Effects of infigratinib on dentoalveolar development

Tooth development is a complex and coordinated process in which fibroblast growth factors (FGFs) have critical roles. FGF ligands including FGF1, FGF2, FGF4, FGF8 and FGF9 with reported binding to FGFR1-3 have been identified to play a role in tooth development 2224,68. FGF8 and FGF9 are typically expressed early in tooth formation during the bud stage (e.g. in dental epithelium) 2527. Whereas, in later stages of tooth development, FGF4 and FGF9 have been detected in the enamel organ 26. For the first time, we present the effects of FGFR inhibition on multiple stages of tooth development.

We focused on FGFR3 because of its prominent role in the pathogenesis of achondroplasia, and the lack of knowledge regarding the potential of FGFR3 alterations to impact dentoalveolar development.

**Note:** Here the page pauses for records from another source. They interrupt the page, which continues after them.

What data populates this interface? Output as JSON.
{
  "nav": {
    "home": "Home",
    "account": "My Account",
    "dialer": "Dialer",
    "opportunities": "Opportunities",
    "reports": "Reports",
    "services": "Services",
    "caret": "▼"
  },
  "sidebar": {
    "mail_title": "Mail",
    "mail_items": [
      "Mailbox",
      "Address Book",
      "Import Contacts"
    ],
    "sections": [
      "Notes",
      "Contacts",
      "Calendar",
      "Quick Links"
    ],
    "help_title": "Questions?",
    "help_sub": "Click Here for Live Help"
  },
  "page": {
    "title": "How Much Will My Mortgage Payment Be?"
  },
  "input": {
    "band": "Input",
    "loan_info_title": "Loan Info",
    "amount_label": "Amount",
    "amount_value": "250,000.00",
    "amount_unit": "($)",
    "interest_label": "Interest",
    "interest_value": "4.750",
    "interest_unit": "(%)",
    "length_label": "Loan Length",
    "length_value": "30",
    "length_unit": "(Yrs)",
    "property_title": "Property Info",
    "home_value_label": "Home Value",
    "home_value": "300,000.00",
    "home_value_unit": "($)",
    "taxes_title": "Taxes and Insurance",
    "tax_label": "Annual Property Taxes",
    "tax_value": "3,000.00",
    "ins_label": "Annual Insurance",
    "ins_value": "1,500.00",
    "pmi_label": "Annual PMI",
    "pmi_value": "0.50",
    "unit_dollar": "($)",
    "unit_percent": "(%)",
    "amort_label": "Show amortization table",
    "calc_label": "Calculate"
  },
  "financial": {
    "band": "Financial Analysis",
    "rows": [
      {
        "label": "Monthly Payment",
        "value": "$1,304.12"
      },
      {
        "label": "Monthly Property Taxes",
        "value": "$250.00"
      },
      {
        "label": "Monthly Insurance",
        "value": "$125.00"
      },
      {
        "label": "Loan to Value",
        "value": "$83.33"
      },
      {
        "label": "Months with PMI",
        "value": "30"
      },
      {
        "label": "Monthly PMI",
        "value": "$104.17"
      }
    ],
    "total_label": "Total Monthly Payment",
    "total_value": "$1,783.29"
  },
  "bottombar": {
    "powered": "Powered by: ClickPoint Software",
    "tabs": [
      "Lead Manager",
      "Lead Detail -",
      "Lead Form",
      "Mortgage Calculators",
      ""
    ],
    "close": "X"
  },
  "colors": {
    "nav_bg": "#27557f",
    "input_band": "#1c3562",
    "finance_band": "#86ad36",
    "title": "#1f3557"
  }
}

FGFR3 has been detected in the dentoalveolar complex, most prominently in developing tooth germs 25. FGFR3 undergoes alternative mRNA splicing events, which results in IIIb and IIIc variants of the immunoglobulin like domain III 38. The IIIb variant is primarily detected in epithelial lineages, whereas the IIIc variant is predominantly in mesenchymal lineages. Compared to studies on FGFR1 and FGFR2, less is known about the roles of FGFR3 on tooth development. Studies of mouse mandibular molar tooth germs have detected Fgfr3 transcripts in the dental papilla mesenchyme under secreting odontoblasts, Meckel’s cartilage, and developing mandibular bone 25. In posteruptive mouse teeth, Fgfr3c transcripts were detected in odontoblasts and Hertwig’s Epithelial Root Sheath (HERS) 69.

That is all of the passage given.